Да не было бы никакого постановления, наверняка бы не было, если бы предложение органов принял. Они его летом 44-го в Ленинградское управление госбезопасности вызывали – стукача из него сделать собирались. Рассуждали просто: страху натерпелся, на все согласится, а недовольные сами к нему потянутся. Не согласился! Вот за это и уничтожили.
Ахматова ради сына два хвалебных стихотворения о Сталине написала. Плохих. Хуже некуда. Даже Александр Фадеев засомневался: сто́ит ли печатать? С ЦК посоветовался. Сказали: сто́ит и прямо в „Правде“. Ко всеобщему сведению.
Сыну от этого легче не стало. А ее в 51-м в Союзе писателей восстановили. Ее – да. А Зощенко – нет. Он и заявления не подавал. Чувство собственного достоинства было».
NB
31 октября 1944 года нарком госбезопасности В. Меркулов докладывал А. Жданову о том, как оценивают «подвергшиеся справедливой критике писатели» все происходящее в литературном мире.
Зощенко:Советская литература сейчас представляет жалкое зрелище.
Федор Гладков:Трудно писать.
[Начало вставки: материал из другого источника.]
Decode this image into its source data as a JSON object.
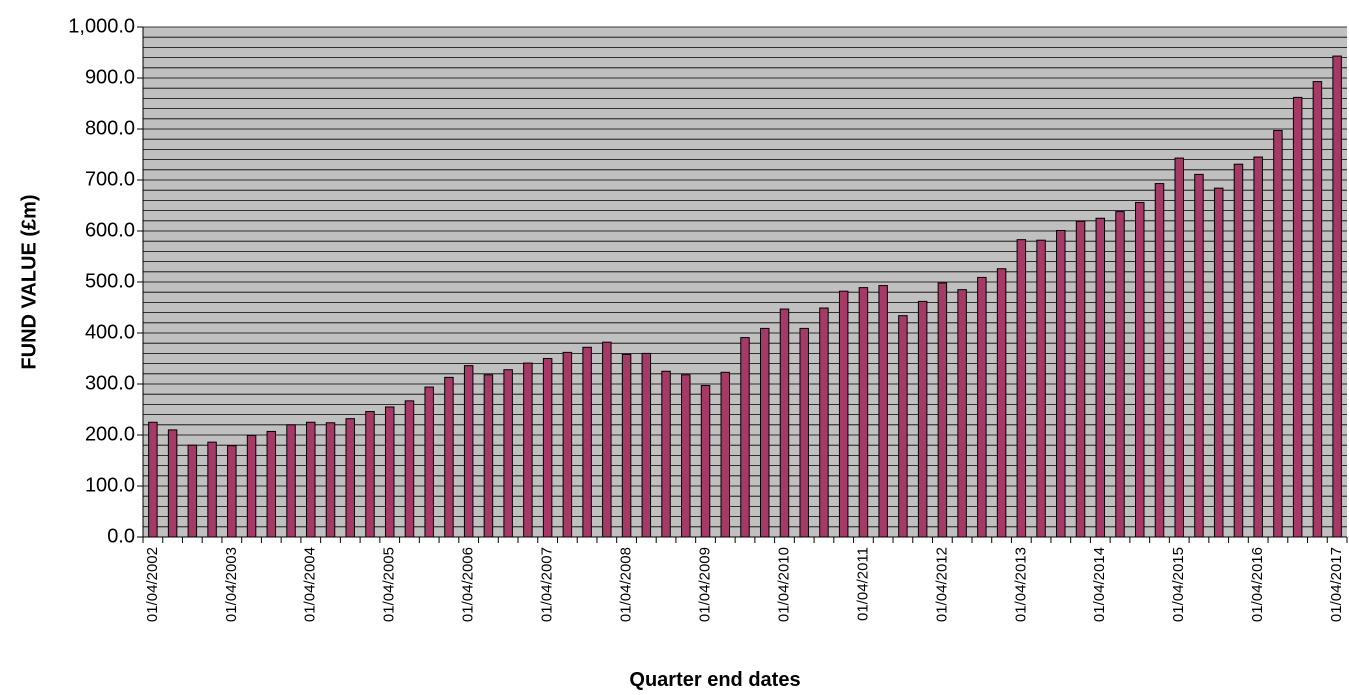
{
  "chart_data": {
    "type": "bar",
    "title": "",
    "xlabel": "Quarter end dates",
    "ylabel": "FUND VALUE (£m)",
    "ylim": [
      0,
      1000
    ],
    "y_ticks": [
      "0.0",
      "100.0",
      "200.0",
      "300.0",
      "400.0",
      "500.0",
      "600.0",
      "700.0",
      "800.0",
      "900.0",
      "1,000.0"
    ],
    "grid": true,
    "legend": "none",
    "x_tick_labels": [
      {
        "index": 0,
        "label": "01/04/2002"
      },
      {
        "index": 4,
        "label": "01/04/2003"
      },
      {
        "index": 8,
        "label": "01/04/2004"
      },
      {
        "index": 12,
        "label": "01/04/2005"
      },
      {
        "index": 16,
        "label": "01/04/2006"
      },
      {
        "index": 20,
        "label": "01/04/2007"
      },
      {
        "index": 24,
        "label": "01/04/2008"
      },
      {
        "index": 28,
        "label": "01/04/2009"
      },
      {
        "index": 32,
        "label": "01/04/2010"
      },
      {
        "index": 36,
        "label": "01/04/2011"
      },
      {
        "index": 40,
        "label": "01/04/2012"
      },
      {
        "index": 44,
        "label": "01/04/2013"
      },
      {
        "index": 48,
        "label": "01/04/2014"
      },
      {
        "index": 52,
        "label": "01/04/2015"
      },
      {
        "index": 56,
        "label": "01/04/2016"
      },
      {
        "index": 60,
        "label": "01/04/2017"
      }
    ],
    "values": [
      225,
      210,
      180,
      186,
      179,
      199,
      207,
      220,
      225,
      224,
      232,
      246,
      255,
      267,
      294,
      313,
      336,
      318,
      328,
      341,
      350,
      362,
      372,
      382,
      358,
      360,
      325,
      318,
      297,
      323,
      391,
      409,
      447,
      409,
      449,
      482,
      489,
      493,
      434,
      462,
      498,
      485,
      509,
      526,
      583,
      582,
      601,
      619,
      625,
      638,
      656,
      693,
      743,
      711,
      684,
      731,
      745,
      797,
      862,
      893,
      943
    ],
    "colors": {
      "bar_fill": "#a53a67",
      "bar_stroke": "#000000",
      "plot_background": "#c0c0c0",
      "gridline": "#000000"
    }
  }
}
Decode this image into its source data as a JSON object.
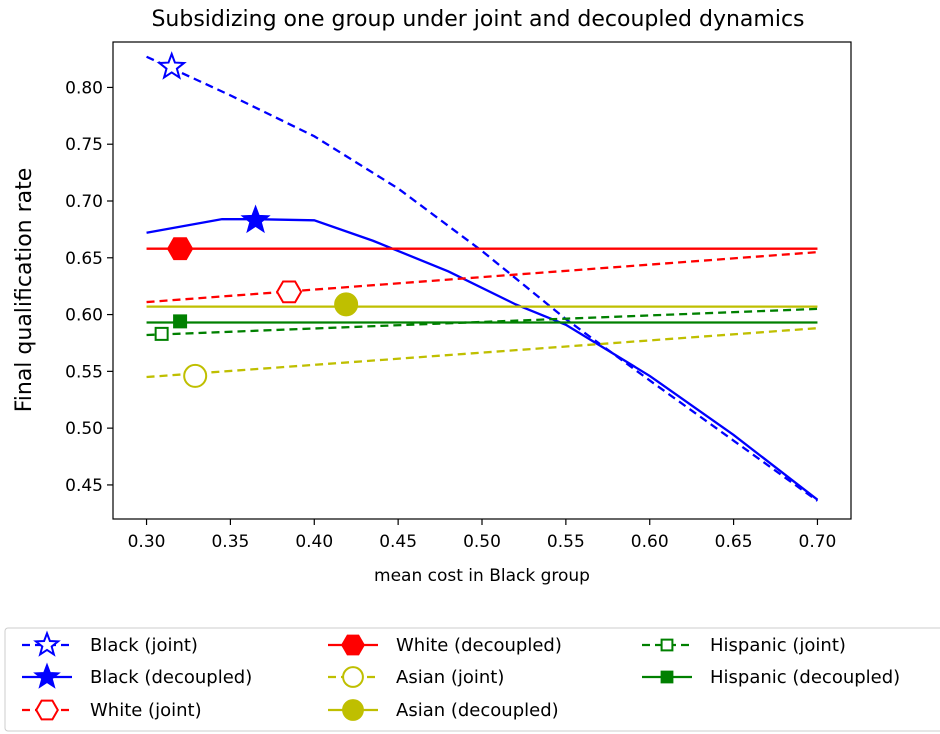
{
  "chart_data": {
    "type": "line",
    "title": "Subsidizing one group under joint and decoupled dynamics",
    "xlabel": "mean cost in Black group",
    "ylabel": "Final qualification rate",
    "xlim": [
      0.28,
      0.72
    ],
    "ylim": [
      0.42,
      0.84
    ],
    "xticks": [
      0.3,
      0.35,
      0.4,
      0.45,
      0.5,
      0.55,
      0.6,
      0.65,
      0.7
    ],
    "xtick_labels": [
      "0.30",
      "0.35",
      "0.40",
      "0.45",
      "0.50",
      "0.55",
      "0.60",
      "0.65",
      "0.70"
    ],
    "yticks": [
      0.45,
      0.5,
      0.55,
      0.6,
      0.65,
      0.7,
      0.75,
      0.8
    ],
    "ytick_labels": [
      "0.45",
      "0.50",
      "0.55",
      "0.60",
      "0.65",
      "0.70",
      "0.75",
      "0.80"
    ],
    "grid": false,
    "legend_position": "bottom, below plot",
    "series": [
      {
        "name": "Black (joint)",
        "color": "#0000ff",
        "style": "dashed",
        "marker": "star-open",
        "x": [
          0.3,
          0.35,
          0.4,
          0.45,
          0.5,
          0.55,
          0.6,
          0.65,
          0.7
        ],
        "y": [
          0.827,
          0.793,
          0.757,
          0.711,
          0.656,
          0.596,
          0.542,
          0.489,
          0.436
        ],
        "marker_point": [
          0.315,
          0.818
        ]
      },
      {
        "name": "Black (decoupled)",
        "color": "#0000ff",
        "style": "solid",
        "marker": "star-filled",
        "x": [
          0.3,
          0.345,
          0.365,
          0.4,
          0.435,
          0.48,
          0.52,
          0.55,
          0.6,
          0.65,
          0.7
        ],
        "y": [
          0.672,
          0.684,
          0.684,
          0.683,
          0.665,
          0.638,
          0.609,
          0.591,
          0.546,
          0.494,
          0.437
        ],
        "marker_point": [
          0.365,
          0.683
        ]
      },
      {
        "name": "White (joint)",
        "color": "#ff0000",
        "style": "dashed",
        "marker": "hexagon-open",
        "x": [
          0.3,
          0.7
        ],
        "y": [
          0.611,
          0.655
        ],
        "marker_point": [
          0.385,
          0.62
        ]
      },
      {
        "name": "White (decoupled)",
        "color": "#ff0000",
        "style": "solid",
        "marker": "hexagon-filled",
        "x": [
          0.3,
          0.7
        ],
        "y": [
          0.658,
          0.658
        ],
        "marker_point": [
          0.32,
          0.658
        ]
      },
      {
        "name": "Asian (joint)",
        "color": "#bfbf00",
        "style": "dashed",
        "marker": "circle-open",
        "x": [
          0.3,
          0.7
        ],
        "y": [
          0.545,
          0.588
        ],
        "marker_point": [
          0.329,
          0.546
        ]
      },
      {
        "name": "Asian (decoupled)",
        "color": "#bfbf00",
        "style": "solid",
        "marker": "circle-filled",
        "x": [
          0.3,
          0.7
        ],
        "y": [
          0.607,
          0.607
        ],
        "marker_point": [
          0.419,
          0.609
        ]
      },
      {
        "name": "Hispanic (joint)",
        "color": "#008000",
        "style": "dashed",
        "marker": "square-open",
        "x": [
          0.3,
          0.7
        ],
        "y": [
          0.582,
          0.605
        ],
        "marker_point": [
          0.309,
          0.583
        ]
      },
      {
        "name": "Hispanic (decoupled)",
        "color": "#008000",
        "style": "solid",
        "marker": "square-filled",
        "x": [
          0.3,
          0.7
        ],
        "y": [
          0.593,
          0.593
        ],
        "marker_point": [
          0.32,
          0.594
        ]
      }
    ]
  }
}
Невыразимо трудно… Исподличались люди.
Корней Чуковский:Всюду ложь, издевательства и гнусность.
«Кинематографист Александр Довженко не затрагивает товарища Сталина, но враждебно отзывается о руководителе коммунистов Украины товарище Хрущеве».
* * *
Леонид Косматов – один из самых талантливых кинооператоров советских лет. Снимал много, долго и почти никогда то, что хотелось.
«О военных заслугах вождя можно спорить, но вот на одном фронте он был полководцем без сна и отдыха – в кинематографе.
Говорить между собой мы, конечно, не говорили. Но думалось всем наверняка одинаково: откуда у него бралось время на кинематограф? Каждый сценарий в дело – только после его одобрения. Каждый фильм в прокат или на свалку – после его просмотра. Объяснял. Направлял. Ни одной мелочи не упускал. И всё на грани обвинения во вредительстве и враждебной идеологии. Простых просчетов и творческих неудач не принимал, да и не понимал.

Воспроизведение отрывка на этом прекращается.